Сашку будто покачнуло ветром. Он ухватился за каменный выступ стены. Привратница было заговорила, но он перебил:
- Постой! Где сейчас Антонина?
- Да говорят же тебе, нет больше Антонины-сестрицы! Есть монахиня, инокиня скитская, святая целительница Анастасия. В лесах она спасается, и где - про то нам говорить не ведено! А то уж тут летатель один про нее сторожа расспрашивал...
3
Первый сухой снежок присыпал бумажные цветы венков, ленты с черными надписями и хвойные лапы, успевшие пожелтеть. Теперь оба родителя Александра Овчинникова покоятся рядом, как жили.
Шаги сзади. Сашка сидел на скамеечке внутри ограды. Думал, идет брат Иван. Ко встрече с ним Сашка себя еще не подготовил, не хотел слушать уговоры насчет старого конского ремесла... Нет, идет не брат, а подгулявший кладбищенский сторож.
- Александру Васильевичу почтение! Мамашу помянуть пришел? Постой, постой! Да ведь тебя же самого... того-с! Теперь, стало быть, за здравие бы надо, коли жив и здрав... Чего молчишь?.. А ты, я гляжу, гордец! Нехорошо! Знаешь, какие люди ко мне с полным доверием идут? На, читай письмо от воздушного летчика. Мой первый друг!
На свежем конверте - твердый почерк: от Сергея Капитоновича Шанина, Московская губерния, авиаотряд...
Сашка вынул сложенный листок и прочел письмо. Комиссар авиаотряда справлялся, в порядке ли могила Марии Шаниной, нет ли новых вестей о пропавшей дочери, Антонине Шаниной...
- Во! Видал! Только что получил, это уже второе с осени. Отец Николай про это письмо еще не знает, а то отберет, как и первое... Обижает он меня, зверь косматый! Трое суток надысь связанным держал, от владыки прятал, пока владыка тут послушницу в монахини постригал.
Владимир Данилович Дементьев, сын яшемского рыбака, был назначен капитаном на самолетский пароход уже при Советской власти. Освободил досрочно Дементьева от последних осенних рейсов 1918 года бандитский обстрел парохода из-за лесных левобережных зарослей невдалеке от Яшмы, против Жареного Бугра на Волге. За выздоравливающим ухаживала дома, в яшемской Рыбачьей слободке, жена, учительница Елена Кондратьевна.
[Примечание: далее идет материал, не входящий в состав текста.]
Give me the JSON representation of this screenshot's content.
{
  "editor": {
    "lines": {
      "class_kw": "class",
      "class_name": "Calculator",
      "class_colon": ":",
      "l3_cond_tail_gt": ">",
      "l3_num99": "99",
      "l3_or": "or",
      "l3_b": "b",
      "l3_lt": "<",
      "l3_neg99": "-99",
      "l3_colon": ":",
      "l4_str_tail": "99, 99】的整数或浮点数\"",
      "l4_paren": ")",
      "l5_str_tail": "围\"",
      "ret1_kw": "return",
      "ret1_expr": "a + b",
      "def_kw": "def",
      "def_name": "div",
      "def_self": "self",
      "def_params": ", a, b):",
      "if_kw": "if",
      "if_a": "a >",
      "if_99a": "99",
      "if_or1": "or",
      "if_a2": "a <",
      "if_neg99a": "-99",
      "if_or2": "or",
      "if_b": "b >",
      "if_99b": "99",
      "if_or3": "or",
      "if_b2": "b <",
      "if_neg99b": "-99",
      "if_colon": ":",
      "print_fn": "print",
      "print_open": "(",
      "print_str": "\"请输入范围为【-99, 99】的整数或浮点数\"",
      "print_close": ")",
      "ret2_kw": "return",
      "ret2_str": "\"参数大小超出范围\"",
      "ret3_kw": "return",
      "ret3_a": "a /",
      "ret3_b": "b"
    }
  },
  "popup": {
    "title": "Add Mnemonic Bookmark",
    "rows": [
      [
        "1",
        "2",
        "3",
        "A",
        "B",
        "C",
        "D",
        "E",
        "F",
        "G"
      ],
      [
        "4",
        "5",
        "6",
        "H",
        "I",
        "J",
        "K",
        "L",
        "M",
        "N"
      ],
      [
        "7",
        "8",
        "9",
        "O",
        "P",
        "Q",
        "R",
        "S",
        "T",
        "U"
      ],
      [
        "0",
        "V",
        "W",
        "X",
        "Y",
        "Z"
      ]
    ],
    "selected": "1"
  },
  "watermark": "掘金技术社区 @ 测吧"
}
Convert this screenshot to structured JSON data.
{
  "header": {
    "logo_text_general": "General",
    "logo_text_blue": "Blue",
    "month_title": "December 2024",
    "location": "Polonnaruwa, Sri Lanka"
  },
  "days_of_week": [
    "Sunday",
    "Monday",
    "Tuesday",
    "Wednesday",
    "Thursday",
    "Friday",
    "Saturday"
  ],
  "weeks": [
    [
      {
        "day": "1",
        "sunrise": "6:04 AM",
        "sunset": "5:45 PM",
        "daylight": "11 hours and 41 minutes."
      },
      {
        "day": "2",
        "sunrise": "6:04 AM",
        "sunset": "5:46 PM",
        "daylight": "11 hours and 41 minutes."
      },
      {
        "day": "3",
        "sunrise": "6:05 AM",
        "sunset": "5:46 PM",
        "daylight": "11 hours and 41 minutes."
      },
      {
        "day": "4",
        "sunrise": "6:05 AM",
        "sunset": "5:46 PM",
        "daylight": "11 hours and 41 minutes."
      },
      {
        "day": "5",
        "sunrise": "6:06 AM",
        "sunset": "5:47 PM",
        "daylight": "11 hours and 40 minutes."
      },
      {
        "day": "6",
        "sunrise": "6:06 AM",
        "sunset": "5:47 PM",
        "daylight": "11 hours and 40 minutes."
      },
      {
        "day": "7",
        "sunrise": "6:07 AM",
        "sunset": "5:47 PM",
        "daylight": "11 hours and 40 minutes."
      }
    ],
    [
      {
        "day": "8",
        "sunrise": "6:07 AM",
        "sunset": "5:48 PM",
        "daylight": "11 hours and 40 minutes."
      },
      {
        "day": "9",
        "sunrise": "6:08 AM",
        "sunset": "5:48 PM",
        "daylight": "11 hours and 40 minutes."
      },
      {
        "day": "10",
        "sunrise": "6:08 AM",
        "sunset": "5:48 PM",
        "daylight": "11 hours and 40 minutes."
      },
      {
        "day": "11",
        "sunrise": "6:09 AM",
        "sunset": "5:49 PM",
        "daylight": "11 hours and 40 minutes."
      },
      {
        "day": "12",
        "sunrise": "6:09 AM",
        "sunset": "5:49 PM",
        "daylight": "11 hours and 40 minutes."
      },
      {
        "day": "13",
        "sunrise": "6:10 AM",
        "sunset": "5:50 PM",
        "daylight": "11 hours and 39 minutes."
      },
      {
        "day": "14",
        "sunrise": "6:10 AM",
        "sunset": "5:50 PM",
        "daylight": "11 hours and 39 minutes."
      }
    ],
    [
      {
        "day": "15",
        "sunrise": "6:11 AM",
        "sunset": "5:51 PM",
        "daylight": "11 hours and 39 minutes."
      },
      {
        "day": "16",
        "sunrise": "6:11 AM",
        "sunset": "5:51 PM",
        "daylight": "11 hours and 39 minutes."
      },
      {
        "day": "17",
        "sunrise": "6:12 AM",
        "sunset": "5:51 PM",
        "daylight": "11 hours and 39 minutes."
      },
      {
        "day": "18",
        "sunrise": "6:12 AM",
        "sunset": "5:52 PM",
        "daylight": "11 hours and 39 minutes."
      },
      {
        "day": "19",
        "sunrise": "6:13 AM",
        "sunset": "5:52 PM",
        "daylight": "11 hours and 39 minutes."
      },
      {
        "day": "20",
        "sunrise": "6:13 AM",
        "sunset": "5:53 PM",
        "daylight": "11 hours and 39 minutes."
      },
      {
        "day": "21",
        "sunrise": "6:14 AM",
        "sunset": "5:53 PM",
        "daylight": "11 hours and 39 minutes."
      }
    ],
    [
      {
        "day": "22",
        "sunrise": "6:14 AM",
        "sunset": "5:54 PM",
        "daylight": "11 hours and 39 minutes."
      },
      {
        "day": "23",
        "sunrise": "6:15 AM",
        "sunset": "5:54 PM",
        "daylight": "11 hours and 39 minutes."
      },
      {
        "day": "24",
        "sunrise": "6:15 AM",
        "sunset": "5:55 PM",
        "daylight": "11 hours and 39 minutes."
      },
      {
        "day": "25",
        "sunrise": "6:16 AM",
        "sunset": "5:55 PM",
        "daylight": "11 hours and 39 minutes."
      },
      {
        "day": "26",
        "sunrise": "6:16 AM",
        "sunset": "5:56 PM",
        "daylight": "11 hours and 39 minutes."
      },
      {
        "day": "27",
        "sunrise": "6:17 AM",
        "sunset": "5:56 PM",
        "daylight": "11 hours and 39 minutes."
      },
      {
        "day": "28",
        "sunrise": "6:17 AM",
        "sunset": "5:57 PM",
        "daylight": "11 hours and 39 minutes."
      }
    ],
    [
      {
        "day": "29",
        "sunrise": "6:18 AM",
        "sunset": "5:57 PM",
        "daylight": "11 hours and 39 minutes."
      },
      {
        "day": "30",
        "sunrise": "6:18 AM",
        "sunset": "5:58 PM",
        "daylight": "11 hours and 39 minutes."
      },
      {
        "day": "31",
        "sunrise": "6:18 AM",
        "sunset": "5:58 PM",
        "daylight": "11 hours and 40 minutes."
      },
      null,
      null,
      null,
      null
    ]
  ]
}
Сидя за письменным столом, Дементьев раздумывал, как наилучшим образом применять речные суда для боев гражданской войны.
Снаружи на крыльце что-то зашуршало. Прихрамывая, Дементьев подошел к дверям. Чья-то тень на окне в сенях. Затаился, что ли?
Револьвер остался в комнате, но в сенях прислонен к стене топор. Дементьев уж потянулся за ним, но уловил из-за двери не то вздох, не то стон. Капитан отодвинул засов, но снаружи кто-то так привалился к ней, что хозяину пришлось поднажать - и к самым ногам его рухнул человек в латаной одежде.
Когда домой вернулась Елена Кондратьевна с прислугой, на кухне, к их удивлению, уже была истоплена печь, пахло жженым тряпьем и банным духом. А в столовой сидел бледный, исхудавший Сашка Овчинников, бывший ее ученик, облаченный в капитанский китель и форменные брюки. Владимир Данилович был очень взволнован и сказал, что Сашку надо поскорее поставить на ноги.